Pour le moins qu’on dise, le processus de transition du Tchad évolue sur plusieurs voix et en plusieurs voies. Mais là que le blocage politique est profond, c’est sur l’organisation du référendum constitutionnel essentiellement sur le choix de la forme de l’Etat : l’Etat unitaire ou l’Etat fédéral. Le 23 mai 2023, au cours de l’examen de la loi spécifique sur l’organisation du référendum au Palais de la Démocratie, le conseiller national Béral Mbaïkoubou a dénoncé « l’hypocrisie politique », qui caractérise la préparation de ce référendum avant d’inviter le ministre de l’Administrati&on du territoire d’être sérieux, ne serait-ce qu’une seule fois.
Pourquoi ne sommes-nous pas capables de faire une seule chose qui soit transparente dans ce pays ? La question est posée par le conseiller national de transition, Béral Mbaïkoubou. En la matière, les querelles sur l’organisation du référendum sont désormais abyssales. Comme tout le monde peut le voir plus clair déjà, selon le conseiller national, Béral Mbaïkoubou « tout le monde a conscience que le référendum à venir constitue le pilier cardinal de ce que sera le Tchad au sortir de la période de la transition ». Ce nouveau Tchad qui fait dorénavant plus peur que jamais. Malheureusement. « La mise en place de la CONOREC, cette commission montre déjà que le verre de l’opacité est dans le fruit du Tchad refondé que nous escomptons au sortir de la transition », déduit le conseiller national.

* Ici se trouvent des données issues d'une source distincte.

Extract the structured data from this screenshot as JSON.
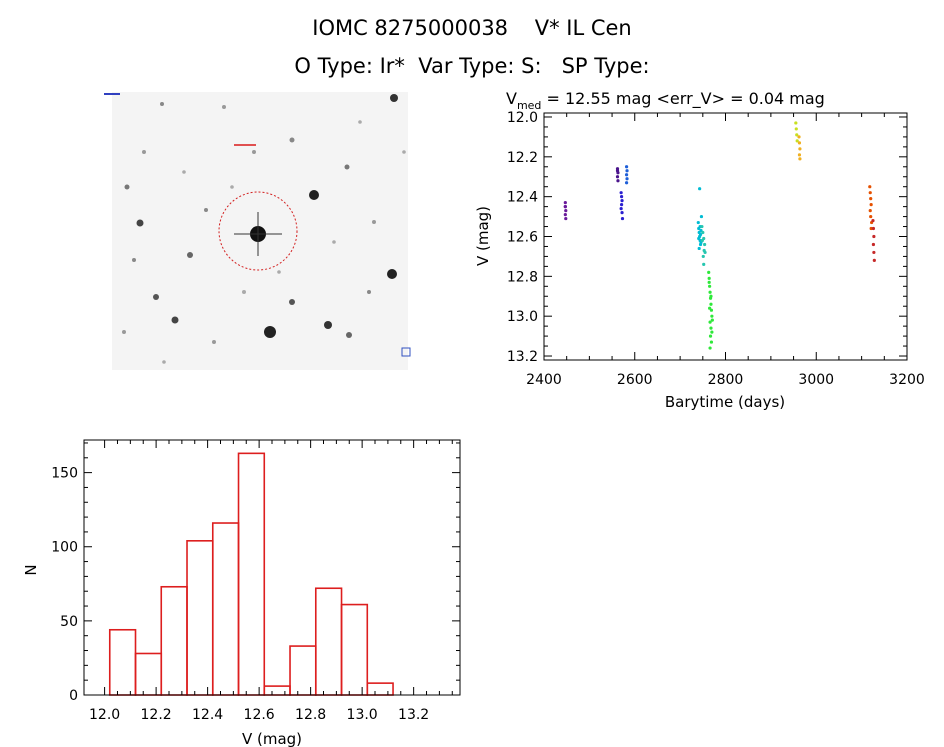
{
  "header": {
    "title_line1": "IOMC 8275000038    V* IL Cen",
    "title_line2": "O Type: Ir*  Var Type: S:   SP Type:"
  },
  "chart_data": [
    {
      "type": "scatter",
      "title_main": "V",
      "title_sub": "med",
      "title_rest": " = 12.55 mag <err_V> = 0.04 mag",
      "xlabel": "Barytime (days)",
      "ylabel": "V (mag)",
      "xlim": [
        2400,
        3200
      ],
      "ylim": [
        13.22,
        11.98
      ],
      "xticks": [
        2400,
        2600,
        2800,
        3000,
        3200
      ],
      "yticks": [
        12.0,
        12.2,
        12.4,
        12.6,
        12.8,
        13.0,
        13.2
      ],
      "series": [
        {
          "name": "group-1",
          "color": "#6a1b9a",
          "x": [
            2447,
            2447,
            2448,
            2447,
            2448,
            2447
          ],
          "y": [
            12.43,
            12.45,
            12.47,
            12.49,
            12.51,
            12.45
          ]
        },
        {
          "name": "group-2",
          "color": "#4a148c",
          "x": [
            2562,
            2563,
            2562,
            2563,
            2562
          ],
          "y": [
            12.26,
            12.28,
            12.3,
            12.32,
            12.27
          ]
        },
        {
          "name": "group-3",
          "color": "#2a1fd0",
          "x": [
            2570,
            2571,
            2572,
            2571,
            2570,
            2572,
            2573
          ],
          "y": [
            12.38,
            12.4,
            12.42,
            12.44,
            12.46,
            12.48,
            12.51
          ]
        },
        {
          "name": "group-4",
          "color": "#1e5fd8",
          "x": [
            2582,
            2583,
            2582,
            2583,
            2582
          ],
          "y": [
            12.25,
            12.27,
            12.29,
            12.31,
            12.33
          ]
        },
        {
          "name": "group-5",
          "color": "#00bcd4",
          "x": [
            2740,
            2741,
            2742,
            2743,
            2744,
            2745,
            2746,
            2742,
            2744,
            2741,
            2745,
            2746,
            2743,
            2747
          ],
          "y": [
            12.53,
            12.56,
            12.58,
            12.6,
            12.62,
            12.64,
            12.57,
            12.66,
            12.55,
            12.61,
            12.59,
            12.63,
            12.36,
            12.5
          ]
        },
        {
          "name": "group-6",
          "color": "#26c6b0",
          "x": [
            2748,
            2750,
            2752,
            2754,
            2753,
            2751,
            2749,
            2755,
            2752
          ],
          "y": [
            12.55,
            12.58,
            12.61,
            12.64,
            12.67,
            12.7,
            12.62,
            12.68,
            12.74
          ]
        },
        {
          "name": "group-7",
          "color": "#2ee83a",
          "x": [
            2763,
            2764,
            2765,
            2766,
            2767,
            2768,
            2769,
            2770,
            2766,
            2768,
            2764,
            2770,
            2767,
            2765,
            2769,
            2771,
            2766,
            2768
          ],
          "y": [
            12.78,
            12.81,
            12.85,
            12.88,
            12.91,
            12.94,
            12.97,
            13.0,
            13.03,
            13.06,
            12.83,
            13.08,
            13.1,
            12.96,
            13.13,
            13.02,
            13.16,
            12.9
          ]
        },
        {
          "name": "group-8",
          "color": "#c8e020",
          "x": [
            2955,
            2956,
            2957,
            2958
          ],
          "y": [
            12.03,
            12.06,
            12.09,
            12.12
          ]
        },
        {
          "name": "group-9",
          "color": "#f0b020",
          "x": [
            2962,
            2963,
            2964,
            2963,
            2964
          ],
          "y": [
            12.1,
            12.13,
            12.16,
            12.19,
            12.21
          ]
        },
        {
          "name": "group-10",
          "color": "#e65100",
          "x": [
            3118,
            3119,
            3120,
            3121,
            3119,
            3120,
            3122,
            3121
          ],
          "y": [
            12.35,
            12.38,
            12.41,
            12.44,
            12.47,
            12.5,
            12.53,
            12.56
          ]
        },
        {
          "name": "group-11",
          "color": "#c62828",
          "x": [
            3125,
            3126,
            3127,
            3126,
            3127,
            3128
          ],
          "y": [
            12.52,
            12.56,
            12.6,
            12.64,
            12.68,
            12.72
          ]
        }
      ]
    },
    {
      "type": "bar",
      "xlabel": "V (mag)",
      "ylabel": "N",
      "xlim": [
        11.92,
        13.38
      ],
      "ylim": [
        0,
        172
      ],
      "xticks": [
        12.0,
        12.2,
        12.4,
        12.6,
        12.8,
        13.0,
        13.2
      ],
      "yticks": [
        0,
        50,
        100,
        150
      ],
      "bin_width": 0.1,
      "bin_starts": [
        12.02,
        12.12,
        12.22,
        12.32,
        12.42,
        12.52,
        12.62,
        12.72,
        12.82,
        12.92,
        13.02,
        13.12
      ],
      "values": [
        44,
        28,
        73,
        104,
        116,
        163,
        6,
        33,
        72,
        61,
        8,
        0
      ],
      "bar_color": "#dd1e1e"
    }
  ]
}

Cette commission en charge de l’organisation de l’élection référendaire en question est composée des trente (30) membres, à savoir 15 conseillers nationaux et 15 membres du gouvernement. Depuis sa mission en place, la CONOREC est contestée par les acteurs politiques. Les partenaires techniques et financiers et les pays amis boudent cet organe dans tous ses démembrements. Beaucoup de partenaires refusent d’ailleurs d’accompagner financièrement ce processus à cause de l’opacité constatée.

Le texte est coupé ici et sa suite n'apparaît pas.